Kamala smiled and played with her fan of peacock feathers. And she asked, “And has Siddhartha come to me just to say this?”

“To say this and to give you my thanks for your beauty. And if it will not displease you, Kamala, I should like to ask you to be my friend and my teacher, for I still know nothing of the arts in which you are so expert.”

At this Kamala laughed out loud.

“This has never happened to me before, my friend, a samana comes to me out of the woods and wants to learn from me! It has never happened to me that a long-haired samana in a ragged loin cloth has come to me! There are many young men who do come to me, some of them are even the sons of brahmins, but they come wearing beautiful clothes and expensive shoes, they have perfumed hair and a purse full of money. That is what the young men look like who come to me, samana.”
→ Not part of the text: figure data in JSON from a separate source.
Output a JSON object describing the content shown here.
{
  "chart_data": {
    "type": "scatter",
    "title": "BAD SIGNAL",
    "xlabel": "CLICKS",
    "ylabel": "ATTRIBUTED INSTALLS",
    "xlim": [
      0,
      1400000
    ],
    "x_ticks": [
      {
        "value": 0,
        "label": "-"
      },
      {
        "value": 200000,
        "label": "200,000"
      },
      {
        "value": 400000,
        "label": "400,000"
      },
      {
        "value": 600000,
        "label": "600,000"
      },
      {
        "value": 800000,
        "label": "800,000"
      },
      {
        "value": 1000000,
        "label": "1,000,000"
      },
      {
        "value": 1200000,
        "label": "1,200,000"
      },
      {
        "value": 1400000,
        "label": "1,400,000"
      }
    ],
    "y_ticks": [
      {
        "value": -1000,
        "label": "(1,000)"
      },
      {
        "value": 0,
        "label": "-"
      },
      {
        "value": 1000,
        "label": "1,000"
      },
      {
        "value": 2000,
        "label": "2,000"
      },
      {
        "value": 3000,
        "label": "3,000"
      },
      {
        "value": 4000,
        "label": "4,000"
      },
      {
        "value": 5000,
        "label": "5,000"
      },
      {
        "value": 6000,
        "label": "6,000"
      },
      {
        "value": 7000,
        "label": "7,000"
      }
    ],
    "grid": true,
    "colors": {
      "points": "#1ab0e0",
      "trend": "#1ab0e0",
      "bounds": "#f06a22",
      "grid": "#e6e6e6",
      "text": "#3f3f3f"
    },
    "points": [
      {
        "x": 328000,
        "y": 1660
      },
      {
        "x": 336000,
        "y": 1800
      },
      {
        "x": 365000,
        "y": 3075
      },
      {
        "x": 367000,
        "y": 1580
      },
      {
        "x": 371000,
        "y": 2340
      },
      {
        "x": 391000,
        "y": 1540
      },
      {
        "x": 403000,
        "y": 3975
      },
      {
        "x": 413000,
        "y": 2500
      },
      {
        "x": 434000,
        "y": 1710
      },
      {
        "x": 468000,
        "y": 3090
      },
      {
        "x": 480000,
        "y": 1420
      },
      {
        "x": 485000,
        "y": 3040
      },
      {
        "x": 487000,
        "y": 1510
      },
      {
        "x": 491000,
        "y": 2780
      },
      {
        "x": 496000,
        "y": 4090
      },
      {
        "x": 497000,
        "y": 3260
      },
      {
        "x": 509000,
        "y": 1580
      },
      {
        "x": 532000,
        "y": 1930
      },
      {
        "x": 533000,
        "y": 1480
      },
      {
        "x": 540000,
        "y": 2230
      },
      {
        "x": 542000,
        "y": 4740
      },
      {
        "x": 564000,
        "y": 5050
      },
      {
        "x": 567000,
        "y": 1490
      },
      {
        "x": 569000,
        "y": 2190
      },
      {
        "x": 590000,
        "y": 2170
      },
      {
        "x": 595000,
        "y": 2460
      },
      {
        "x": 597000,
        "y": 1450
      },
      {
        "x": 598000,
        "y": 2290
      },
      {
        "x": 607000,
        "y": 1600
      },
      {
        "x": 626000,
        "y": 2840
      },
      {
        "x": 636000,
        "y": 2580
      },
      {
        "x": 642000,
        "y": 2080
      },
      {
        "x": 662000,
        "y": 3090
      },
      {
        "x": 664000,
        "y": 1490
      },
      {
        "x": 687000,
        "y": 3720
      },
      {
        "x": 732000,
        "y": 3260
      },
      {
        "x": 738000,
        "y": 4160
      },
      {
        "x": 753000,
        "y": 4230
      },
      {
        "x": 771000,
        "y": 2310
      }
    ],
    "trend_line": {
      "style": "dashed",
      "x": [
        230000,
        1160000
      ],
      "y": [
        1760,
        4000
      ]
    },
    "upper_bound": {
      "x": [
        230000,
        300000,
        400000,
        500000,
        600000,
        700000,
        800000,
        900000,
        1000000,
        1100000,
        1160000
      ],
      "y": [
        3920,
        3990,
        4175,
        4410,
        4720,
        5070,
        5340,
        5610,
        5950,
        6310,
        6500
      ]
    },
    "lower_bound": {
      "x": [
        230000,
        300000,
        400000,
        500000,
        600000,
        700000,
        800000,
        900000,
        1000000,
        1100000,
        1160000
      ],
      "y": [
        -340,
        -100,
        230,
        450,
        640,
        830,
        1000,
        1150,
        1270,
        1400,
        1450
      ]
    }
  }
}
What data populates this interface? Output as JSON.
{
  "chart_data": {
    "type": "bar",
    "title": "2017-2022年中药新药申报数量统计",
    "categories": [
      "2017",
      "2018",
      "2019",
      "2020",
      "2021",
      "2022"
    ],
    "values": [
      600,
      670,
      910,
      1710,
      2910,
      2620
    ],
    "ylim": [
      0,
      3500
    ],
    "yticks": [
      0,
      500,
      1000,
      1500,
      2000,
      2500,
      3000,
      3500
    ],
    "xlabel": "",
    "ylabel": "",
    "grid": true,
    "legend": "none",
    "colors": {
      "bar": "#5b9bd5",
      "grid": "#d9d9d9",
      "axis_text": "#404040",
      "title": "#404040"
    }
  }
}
Siddhartha said, “I am only beginning to learn from you. But I already learned from you yesterday. I have had my beard nicely removed, I have combed my hair and have oil in it. The things I lack are the things least important, most excellent lady: fine clothes, fine shoes, money in a purse. Do be aware that Siddhartha has undertaken much harder tasks than trifles like that, and has achieved them. Why should I not now achieve the task I undertook yesterday? To be your friend and to learn the pleasures of love from you! You will see what a good student I am, Kamala, I have learned many thing that are harder than what you have to teach me. Do you say, then, that Siddhartha is not good enough for you as he is, with oil in his hair but without clothes, without shoes, without money?”

Kamala laughed out loud and said, “No, worthy young man, he is not good enough! Not yet! He must have clothes, beautiful clothes, shoes must he have, fine shoes, he must have plentiful money in his purse, and he must bring presents for Kamala. Do you understand now, samana from the woods? Do you see?”

“I see it well,” Siddhartha exclaimed. “How could I have failed to see what has just come from a mouth such as this? Your mouth is like a fig freshly broken open, Kamala. My mouth, too, is red and fresh, it will suit your mouth well, you will see. But, beautiful Kamala, are you not at all afraid of this samana from the woods who has come to you to learn the arts of love?”